Jonathan Sander, VP of Product Strategy at Lieberman Software adds, in comments emailed to SC, “Xbox and PSP users are going to be a pretty tech savvy bunch with accounts for many different services. As breach after breach has shown that using the same username and password for multiple sites is a bad idea, you would have to imagine this group would have gotten that message by now. When you see a dump of passwords hit a much less techie site, you can be sure that huge numbers of the victims are going to have to go around changing their credentials on the many sites where they foolishly used the same details over and over. If the Xbox and PSP crew haven't learned that they can't use the same email and password on every service by now, then likely it is game over for their personal data.”
Mark James, IT Security Specialist at ESET concurs, warning, “Hacks like these are quite common where data has been stolen and the victims are only finding out months or even years later. Scams and phishing attacks will try and use the valuable data to entice even more information from the unsuspecting user; that info is tested, stored and often will be used for identity theft purposes. Quite often people using seemingly low security websites don't enforce good password security because it's not a financial target, but all data has a value and will be reused for other purposes. Every website should be treated as unique and require different passwords with a mix of usernames if possible.”

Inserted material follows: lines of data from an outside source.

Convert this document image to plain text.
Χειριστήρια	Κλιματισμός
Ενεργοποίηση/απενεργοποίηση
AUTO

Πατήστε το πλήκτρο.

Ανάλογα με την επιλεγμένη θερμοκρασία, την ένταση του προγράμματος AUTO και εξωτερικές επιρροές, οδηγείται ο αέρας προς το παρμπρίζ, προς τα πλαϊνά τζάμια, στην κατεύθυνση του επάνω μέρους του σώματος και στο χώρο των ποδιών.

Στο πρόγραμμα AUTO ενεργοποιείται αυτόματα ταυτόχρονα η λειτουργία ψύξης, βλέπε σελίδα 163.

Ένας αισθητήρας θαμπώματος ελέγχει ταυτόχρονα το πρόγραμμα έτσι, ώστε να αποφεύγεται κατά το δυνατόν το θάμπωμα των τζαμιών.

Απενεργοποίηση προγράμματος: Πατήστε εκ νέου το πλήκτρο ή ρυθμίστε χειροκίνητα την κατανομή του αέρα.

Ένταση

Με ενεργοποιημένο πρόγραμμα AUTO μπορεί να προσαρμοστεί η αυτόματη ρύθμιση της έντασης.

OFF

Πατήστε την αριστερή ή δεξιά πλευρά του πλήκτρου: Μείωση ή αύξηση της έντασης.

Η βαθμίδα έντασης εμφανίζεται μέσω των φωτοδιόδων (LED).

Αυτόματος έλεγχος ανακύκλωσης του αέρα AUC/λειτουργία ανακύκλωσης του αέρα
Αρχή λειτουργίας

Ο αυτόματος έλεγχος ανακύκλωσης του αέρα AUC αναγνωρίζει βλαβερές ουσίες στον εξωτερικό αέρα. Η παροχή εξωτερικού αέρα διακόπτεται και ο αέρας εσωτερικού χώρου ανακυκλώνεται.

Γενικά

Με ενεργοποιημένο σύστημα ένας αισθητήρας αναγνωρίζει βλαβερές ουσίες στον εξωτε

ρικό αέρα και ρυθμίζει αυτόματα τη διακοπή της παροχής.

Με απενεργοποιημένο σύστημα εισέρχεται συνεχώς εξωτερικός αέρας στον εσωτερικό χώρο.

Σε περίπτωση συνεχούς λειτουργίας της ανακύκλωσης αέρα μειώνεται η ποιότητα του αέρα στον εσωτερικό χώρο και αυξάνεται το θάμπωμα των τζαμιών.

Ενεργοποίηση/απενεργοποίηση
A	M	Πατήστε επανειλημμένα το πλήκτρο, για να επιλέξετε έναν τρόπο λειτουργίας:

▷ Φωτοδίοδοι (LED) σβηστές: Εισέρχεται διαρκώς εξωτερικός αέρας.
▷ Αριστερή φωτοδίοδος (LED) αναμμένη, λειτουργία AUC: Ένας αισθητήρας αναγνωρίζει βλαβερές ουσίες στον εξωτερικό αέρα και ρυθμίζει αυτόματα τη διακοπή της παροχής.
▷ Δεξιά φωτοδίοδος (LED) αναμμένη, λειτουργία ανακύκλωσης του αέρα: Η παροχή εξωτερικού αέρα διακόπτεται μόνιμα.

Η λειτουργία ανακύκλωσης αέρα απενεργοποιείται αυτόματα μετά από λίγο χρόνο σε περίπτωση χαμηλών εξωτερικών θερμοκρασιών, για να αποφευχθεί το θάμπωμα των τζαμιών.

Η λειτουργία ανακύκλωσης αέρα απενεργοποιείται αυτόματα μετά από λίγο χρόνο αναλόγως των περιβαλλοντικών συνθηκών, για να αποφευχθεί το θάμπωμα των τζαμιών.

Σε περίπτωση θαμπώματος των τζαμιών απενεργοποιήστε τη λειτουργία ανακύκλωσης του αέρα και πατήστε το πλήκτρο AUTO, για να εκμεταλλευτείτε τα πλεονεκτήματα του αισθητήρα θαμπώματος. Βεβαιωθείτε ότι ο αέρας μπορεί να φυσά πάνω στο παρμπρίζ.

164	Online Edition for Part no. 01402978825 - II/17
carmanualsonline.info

Links to free downloads of games are provided by the ISO forums for Xbox and Playstation consoles, though in some cases this may be copyrighted material which would be illegal to download without a licence.
Robert Capps, VP of business development at NuData Security, adds that consumers need to be wary of who they provide their information to, online, commenting, "While this site is mostly used to distribute pirated copies of games, DVD's and BluRays, consumers who use the forums need to make sure that they are vigilant. Keep alert to any phishing scams that may appear in email as a result of this hack, changing passwords on any site where the passwords or usernames used on these sites are used. This data is likely to be sold on the Dark Web and used for future cyber-crime. It's a good reminder to choose unique passwords on all sites that require registration.”